Ali Koç yönetimi açık söyleyelim transfer döneminde bazı acemilikler yapıyor. Comolli`ye rağmen yapılan bu acemilikler haliyle yeni yönetime eleştirileri de beraberinde getiriyor. Ali Koç yönetimi öncelikli ve acil olarak bütçeleme işine önem verdi. Şaban Erdikler ve Burhan Karaçam finansal tabloyla uğraştılar; uğraşıyorlar. Başkan da önceliği haliyle buraya verdi. Futbol takımı kurma işi hemen akabinde geldi ve acemilikler burada başladı. Comolli tercihi tartışılabilir ama model Ali Koç`un aklındaki modeldi. Bence Aykut Kocaman konusu çok ve gereksiz uzatıldı. Bu esnada 2 kez Maurizio Sarri`ye teklif götürüldü ama `Dünya futbolunun yükselen değeri" teklifleri reddetti. Akabinde Cocu ile anlaşıldı. Kocaman işinin sürüncemede bırakılması hariç kararlar doğruydu bana göre..
Ancak iş transfer boyutuna geldiğinde şu ana kadar acemilikler yapıldığını söylemeliyim. Dün bir okurum şöyle bir mesaj atmış: "Kombineler çıkana kadar Bas Dost-Wilshere; kombineler bittikten sonra Berke ve Barış.. Biz Fenerliler Ali Koç`u samimiyeti için sevdik ve seçtik.

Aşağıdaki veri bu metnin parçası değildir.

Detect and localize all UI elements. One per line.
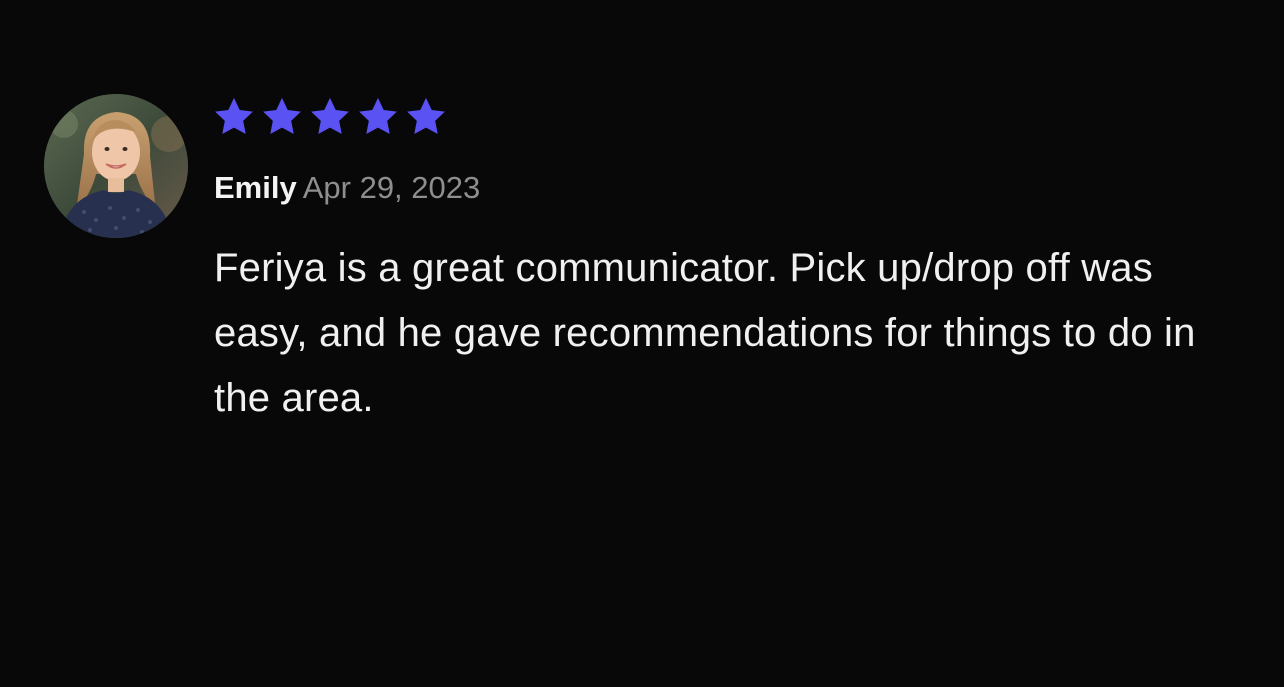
review-content: Emily Apr 29, 2023 Feriya is a great comm… xyxy=(214,94,1224,431)
star-icon xyxy=(407,97,445,135)
star-icon xyxy=(215,97,253,135)
star-icon xyxy=(311,97,349,135)
star-rating xyxy=(212,94,1224,140)
review-meta: Emily Apr 29, 2023 xyxy=(214,168,1224,208)
review-date: Apr 29, 2023 xyxy=(302,170,481,205)
avatar[interactable] xyxy=(44,94,188,238)
star-icon xyxy=(263,97,301,135)
author-name[interactable]: Emily xyxy=(214,170,297,205)
avatar-photo xyxy=(44,94,188,238)
review-text: Feriya is a great communicator. Pick up/… xyxy=(214,246,1196,420)
star-icon xyxy=(359,97,397,135)
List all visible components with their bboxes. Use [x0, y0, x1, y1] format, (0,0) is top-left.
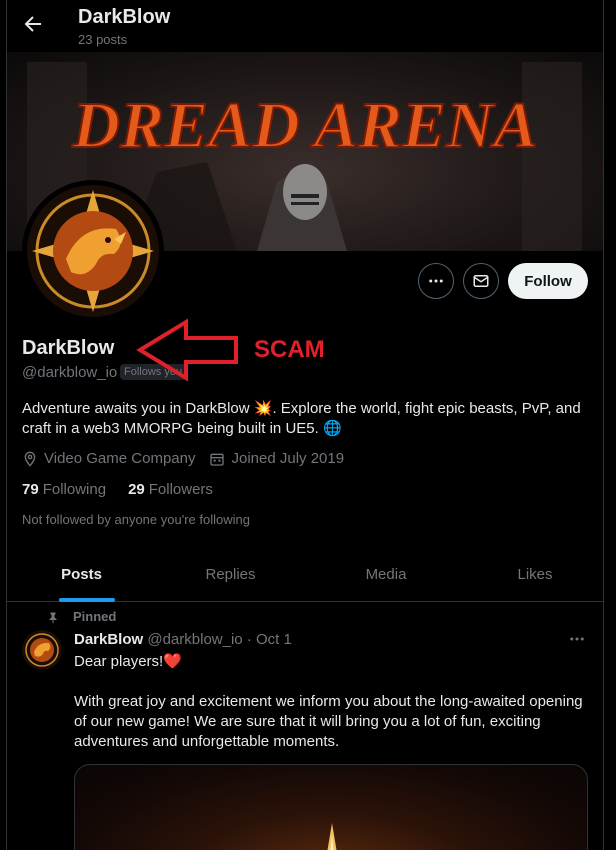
back-arrow-icon[interactable]: [21, 12, 45, 36]
envelope-icon: [473, 275, 489, 287]
dragon-logo-icon: [22, 630, 62, 670]
profile-avatar[interactable]: [22, 180, 164, 322]
joined-item: Joined July 2019: [209, 450, 344, 467]
not-followed-note: Not followed by anyone you're following: [22, 512, 250, 527]
tab-posts[interactable]: Posts: [7, 548, 156, 601]
more-options-button[interactable]: [418, 263, 454, 299]
profile-name: DarkBlow: [22, 337, 115, 359]
post-handle-date: @darkblow_io · Oct 1: [147, 631, 292, 648]
profile-meta: Video Game Company Joined July 2019: [22, 450, 358, 467]
post-more-button[interactable]: [568, 630, 586, 653]
profile-header: DarkBlow 23 posts: [7, 0, 603, 52]
profile-handle: @darkblow_io: [22, 364, 118, 381]
tab-media[interactable]: Media: [305, 548, 467, 601]
scam-annotation: SCAM: [254, 336, 325, 363]
location-pin-icon: [24, 451, 36, 467]
follow-button[interactable]: Follow: [508, 263, 588, 299]
dragon-logo-icon: [27, 185, 159, 317]
header-title: DarkBlow: [78, 6, 171, 28]
pinned-label-row: Pinned: [47, 609, 116, 624]
post-header: DarkBlow @darkblow_io · Oct 1: [74, 631, 292, 648]
following-count: 79: [22, 481, 39, 498]
profile-bio: Adventure awaits you in DarkBlow 💥. Expl…: [22, 400, 581, 437]
post-line-1: Dear players!❤️: [74, 653, 182, 670]
tab-likes[interactable]: Likes: [467, 548, 603, 601]
category-item: Video Game Company: [22, 450, 195, 467]
calendar-icon: [210, 453, 225, 466]
following-link[interactable]: 79 Following: [22, 481, 106, 498]
followers-link[interactable]: 29 Followers: [128, 481, 213, 498]
header-post-count: 23 posts: [78, 32, 128, 47]
following-label: Following: [42, 481, 107, 498]
post-media-image[interactable]: [74, 764, 588, 850]
profile-joined: Joined July 2019: [231, 450, 345, 467]
right-border: [603, 0, 604, 850]
banner-title: DREAD ARENA: [71, 89, 537, 162]
pin-icon: [49, 612, 57, 623]
more-horizontal-icon: [570, 637, 584, 641]
more-horizontal-icon: [429, 279, 443, 283]
active-tab-indicator: [59, 598, 115, 602]
profile-tabs: Posts Replies Media Likes: [7, 548, 603, 602]
scam-arrow-icon: [136, 318, 238, 382]
post-line-2: With great joy and excitement we inform …: [74, 693, 583, 750]
message-button[interactable]: [463, 263, 499, 299]
post-body: Dear players!❤️ With great joy and excit…: [74, 652, 589, 772]
follow-counts: 79 Following 29 Followers: [22, 481, 235, 498]
post-author-name[interactable]: DarkBlow: [74, 631, 143, 648]
tab-replies[interactable]: Replies: [156, 548, 305, 601]
pinned-label: Pinned: [73, 609, 117, 624]
media-art: [327, 823, 337, 850]
followers-label: Followers: [148, 481, 213, 498]
post-author-avatar[interactable]: [22, 630, 62, 670]
followers-count: 29: [128, 481, 145, 498]
profile-category: Video Game Company: [44, 450, 196, 467]
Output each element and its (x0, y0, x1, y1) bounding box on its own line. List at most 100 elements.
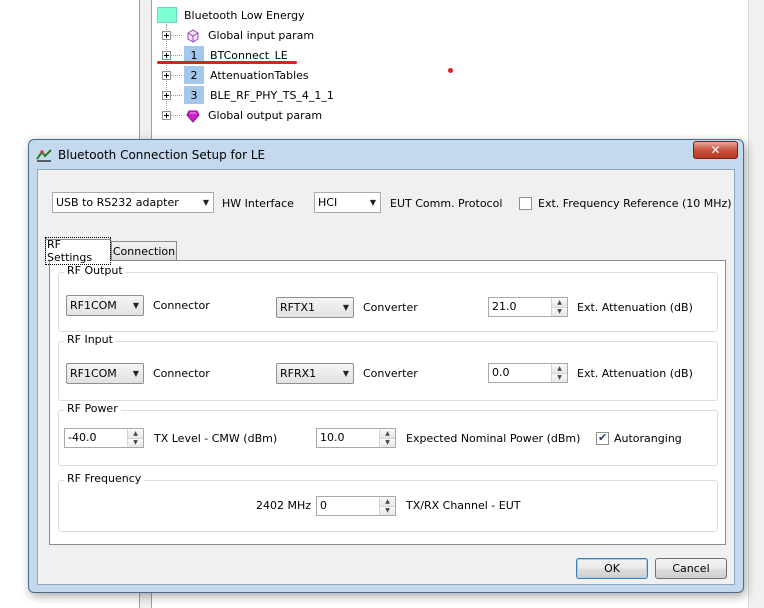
tab-rf-settings[interactable]: RF Settings (45, 236, 111, 265)
eut-protocol-select[interactable]: HCI ▼ (314, 192, 381, 213)
tree-item-label: BTConnect_LE (210, 48, 288, 62)
box-icon (184, 26, 202, 44)
tree-dots (171, 94, 182, 96)
rf-output-group: RF Output RF1COM ▼ Connector RFTX1 ▼ Con… (58, 264, 718, 332)
autoranging-checkbox[interactable] (596, 431, 609, 445)
spin-down-icon[interactable]: ▼ (380, 505, 395, 515)
rf-input-connector-select[interactable]: RF1COM ▼ (66, 363, 144, 384)
dialog-client-area: USB to RS232 adapter ▼ HW Interface HCI … (37, 169, 735, 585)
spin-down-icon[interactable]: ▼ (380, 437, 395, 447)
chevron-down-icon: ▼ (342, 369, 350, 378)
tree-item-attenuation-tables[interactable]: 2 AttenuationTables (162, 65, 309, 85)
bluetooth-le-icon (157, 7, 177, 23)
gem-icon (184, 106, 202, 124)
attenuation-label: Ext. Attenuation (dB) (577, 301, 693, 314)
expand-icon[interactable] (162, 90, 171, 100)
eut-protocol-label: EUT Comm. Protocol (390, 197, 503, 210)
expand-icon[interactable] (162, 110, 171, 120)
tree-dots (171, 54, 182, 56)
hw-interface-label: HW Interface (222, 197, 294, 210)
expand-icon[interactable] (162, 50, 171, 60)
chevron-down-icon: ▼ (369, 198, 377, 207)
cancel-button[interactable]: Cancel (655, 558, 727, 579)
ext-freq-ref-label: Ext. Frequency Reference (10 MHz) (538, 197, 732, 210)
hw-interface-select[interactable]: USB to RS232 adapter ▼ (52, 192, 214, 213)
spin-down-icon[interactable]: ▼ (552, 306, 567, 316)
chevron-down-icon: ▼ (132, 301, 140, 310)
tree-root[interactable]: Bluetooth Low Energy (157, 6, 305, 24)
rf-power-group: RF Power -40.0 ▲ ▼ TX Level - CMW (dBm) 1… (58, 402, 718, 466)
tx-level-label: TX Level - CMW (dBm) (154, 432, 278, 445)
spin-value: 10.0 (320, 431, 345, 444)
spin-down-icon[interactable]: ▼ (128, 437, 143, 447)
chevron-down-icon: ▼ (202, 198, 210, 207)
spin-down-icon[interactable]: ▼ (552, 372, 567, 382)
rf-output-attenuation-input[interactable]: 21.0 ▲ ▼ (488, 297, 568, 317)
group-title: RF Input (64, 333, 116, 346)
tree-dots (171, 34, 182, 36)
app-icon (36, 147, 52, 163)
converter-label: Converter (363, 367, 418, 380)
tab-label: Connection (112, 245, 176, 258)
number-icon: 3 (184, 86, 204, 104)
tree-root-label: Bluetooth Low Energy (184, 8, 305, 22)
dialog-titlebar[interactable]: Bluetooth Connection Setup for LE ✕ (29, 140, 743, 169)
autoranging-label: Autoranging (614, 432, 682, 445)
chevron-down-icon: ▼ (342, 303, 350, 312)
spin-value: 0 (320, 499, 327, 512)
tree-dots (171, 74, 182, 76)
rf-output-connector-select[interactable]: RF1COM ▼ (66, 295, 144, 316)
rf-input-attenuation-input[interactable]: 0.0 ▲ ▼ (488, 363, 568, 383)
spin-up-icon[interactable]: ▲ (552, 364, 567, 373)
tree-scrollbar[interactable] (748, 0, 764, 608)
rf-input-group: RF Input RF1COM ▼ Connector RFRX1 ▼ Conv… (58, 333, 718, 401)
annotation-dot (448, 68, 453, 73)
group-title: RF Output (64, 264, 126, 277)
spin-up-icon[interactable]: ▲ (380, 429, 395, 438)
group-title: RF Power (64, 402, 121, 415)
spin-value: 21.0 (492, 300, 517, 313)
spin-up-icon[interactable]: ▲ (552, 298, 567, 307)
attenuation-label: Ext. Attenuation (dB) (577, 367, 693, 380)
tx-level-input[interactable]: -40.0 ▲ ▼ (64, 428, 144, 448)
combo-value: RFRX1 (280, 367, 317, 380)
ext-freq-ref-checkbox[interactable] (519, 197, 532, 210)
expand-icon[interactable] (162, 30, 171, 40)
combo-value: RF1COM (70, 299, 117, 312)
spin-up-icon[interactable]: ▲ (380, 497, 395, 506)
rf-frequency-group: RF Frequency 2402 MHz 0 ▲ ▼ TX/RX Channel… (58, 472, 718, 532)
expected-power-label: Expected Nominal Power (dBm) (406, 432, 581, 445)
tree-item-global-input[interactable]: Global input param (162, 25, 314, 45)
rf-output-converter-select[interactable]: RFTX1 ▼ (276, 297, 354, 318)
tree-item-global-output[interactable]: Global output param (162, 105, 322, 125)
frequency-readout: 2402 MHz (256, 499, 312, 512)
channel-label: TX/RX Channel - EUT (406, 499, 521, 512)
group-title: RF Frequency (64, 472, 145, 485)
number-icon: 2 (184, 66, 204, 84)
dialog-title: Bluetooth Connection Setup for LE (58, 147, 266, 162)
rf-input-converter-select[interactable]: RFRX1 ▼ (276, 363, 354, 384)
eut-protocol-value: HCI (318, 196, 338, 209)
converter-label: Converter (363, 301, 418, 314)
expand-icon[interactable] (162, 70, 171, 80)
close-button[interactable]: ✕ (693, 141, 738, 159)
connector-label: Connector (153, 299, 210, 312)
tree-item-label: AttenuationTables (210, 68, 309, 82)
tab-label: RF Settings (45, 236, 111, 265)
tree-dots (171, 114, 182, 116)
annotation-underline (157, 61, 297, 64)
tree-item-label: Global input param (208, 28, 315, 42)
tree-item-ble-rf-phy[interactable]: 3 BLE_RF_PHY_TS_4_1_1 (162, 85, 334, 105)
combo-value: RFTX1 (280, 301, 316, 314)
spin-value: 0.0 (492, 366, 510, 379)
tab-connection[interactable]: Connection (111, 241, 177, 261)
ok-button[interactable]: OK (576, 558, 648, 579)
bluetooth-setup-dialog: Bluetooth Connection Setup for LE ✕ USB … (28, 139, 744, 593)
hw-interface-value: USB to RS232 adapter (56, 196, 179, 209)
tree-item-label: Global output param (208, 108, 323, 122)
channel-input[interactable]: 0 ▲ ▼ (316, 496, 396, 516)
expected-power-input[interactable]: 10.0 ▲ ▼ (316, 428, 396, 448)
spin-up-icon[interactable]: ▲ (128, 429, 143, 438)
tree-item-label: BLE_RF_PHY_TS_4_1_1 (210, 88, 334, 102)
spin-value: -40.0 (68, 431, 97, 444)
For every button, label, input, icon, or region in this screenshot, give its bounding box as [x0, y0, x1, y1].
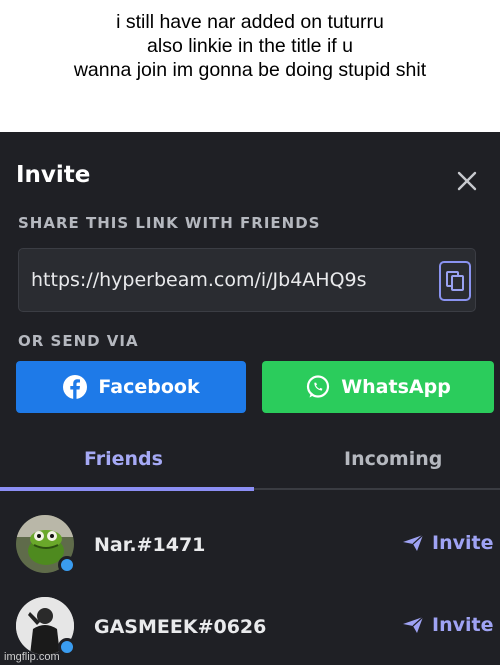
active-tab-indicator	[0, 487, 254, 491]
dialog-title: Invite	[16, 162, 91, 188]
facebook-share-button[interactable]: Facebook	[16, 361, 246, 413]
friend-name: Nar.#1471	[94, 534, 206, 556]
facebook-label: Facebook	[98, 376, 200, 398]
caption-text: i still have nar added on tuturru also l…	[5, 10, 495, 82]
status-dot	[58, 638, 76, 656]
whatsapp-share-button[interactable]: WhatsApp	[262, 361, 494, 413]
whatsapp-label: WhatsApp	[341, 376, 451, 398]
facebook-icon	[63, 375, 88, 399]
invite-link-field[interactable]: https://hyperbeam.com/i/Jb4AHQ9s	[18, 248, 476, 312]
whatsapp-icon	[307, 375, 330, 398]
caption-line-1: i still have nar added on tuturru	[116, 11, 384, 33]
send-via-label: OR SEND VIA	[18, 332, 139, 350]
friend-name: GASMEEK#0626	[94, 616, 267, 638]
share-link-label: SHARE THIS LINK WITH FRIENDS	[18, 214, 321, 232]
invite-label: Invite	[432, 532, 494, 554]
caption-line-2: also linkie in the title if u	[147, 35, 353, 57]
invite-friend-button[interactable]: Invite	[402, 614, 493, 636]
tab-friends[interactable]: Friends	[84, 448, 163, 470]
invite-link-text[interactable]: https://hyperbeam.com/i/Jb4AHQ9s	[31, 269, 367, 291]
friend-row: Nar.#1471 Invite	[0, 512, 500, 582]
close-button[interactable]	[454, 168, 480, 194]
invite-label: Invite	[432, 614, 494, 636]
friend-row: GASMEEK#0626 Invite	[0, 594, 500, 664]
copy-icon	[446, 271, 464, 291]
meme-caption: i still have nar added on tuturru also l…	[0, 0, 500, 132]
caption-line-3: wanna join im gonna be doing stupid shit	[73, 59, 427, 81]
tab-incoming[interactable]: Incoming	[344, 448, 442, 470]
invite-friend-button[interactable]: Invite	[402, 532, 493, 554]
invite-dialog: Invite SHARE THIS LINK WITH FRIENDS http…	[0, 132, 500, 665]
status-dot	[58, 556, 76, 574]
close-icon	[457, 171, 477, 191]
copy-link-button[interactable]	[439, 261, 471, 301]
send-icon	[403, 534, 424, 551]
watermark: imgflip.com	[4, 651, 60, 663]
send-icon	[403, 616, 424, 633]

Bunlara gerek yoktu.." Bu okurumun düşündüğü gibi `kandırıkçılık` yapıldığını düşünmüyorum. Berke ve Barış`ın transferlerini önemsiyorum ama Comolli ve yönetimin hatalarının da olduğunu söylemek durumundayız:
Eski yönetimin yıllardır eleştirilen "Kampa transferler yetiştirilemedi" durumu aynen süruyor. Muhtemelen ilk resmi maça Berke-Barış hariç 1 ya da 2 transferle çıkılacak.
Ama bence her şeyin başında en büyük kusur açık olmamak. Ali Koç`un sürekli vurguladığı, "İletişim en kısa sürede en hızlı yol alacağımız konu" demesine rağmen tersine bir gerileme sözkonusu.
Transfer gizli yapılmalı, eyvallah ama gereken yerde şeffaflık ve ulaşılabilirlik oluşmadı henüz. Kulübün iletişim sorumlusu kim, Ali Bey`e açıktan küfreden doğrudan Aziz Bey`ci 3-4 kişi halen kulüpte yerlerini koruyor mesela.
Comolli ve Cocu`nun doyurucu bir açıklamasını duyamadık henüz. Bu tip acemilikler krediden yiyor. Misal gelelim başlıktaki sorumun cevabına, rakiplerin dalga konusu haline gelen Wilshere transferine. Yıllık 4.5 milyon Euro isteği dahil kabul edilen İngiliz futbolcu en son; 6.5 milyon Euro açıktan para ister. 5 milyon Euro`su kendine imza parası; 1.5 milyon Euro da menajeri için. Ali Koç da doğal olarak "Masadan kalkın" der.
Eski yönetim olsa "Bu kadar ismi çıktı, alamazsak tefe koyarlar" diye düşünüp kulübe ekstra 6.5 milyon Euro masrafa sokarlar mıydı? Pek muhtemel. RvP; Krasiç gibi transferleri hatırlayınca muhtemelen eski yönetim 6.5 milyon Euro fazla verip Wilshere`i alırdı.
Şimdi bu kesin bilgiden sonra bazı kırgın Fenerbahçeliler belki de "İyi ki almamışız" diyebilirler. Kendi adıma uzun zamandır tanıdığımız bir isim olan Wilshere`e; bu ekonomik koşullarda bu parayı vermeyen yönetimi tebrik ederim. Ama işte misal bir bilgilere ulaşamayan ben de dahil bir kısım Fenerbahçeli, "Wilsehere işini beceremediler" yorumunu yaptık. Diyorum ya, iletişim şeffaf politika çok önemli diye.. Comolli ve yönetimin futbol takımı kurma konusundaki gecikmeleri; bir takım acemilikleri konusunda aynı yerdeyim. Ama anlattığım bilgiler ışığında Wilshere`i almama sebeplerini makul buluyorum.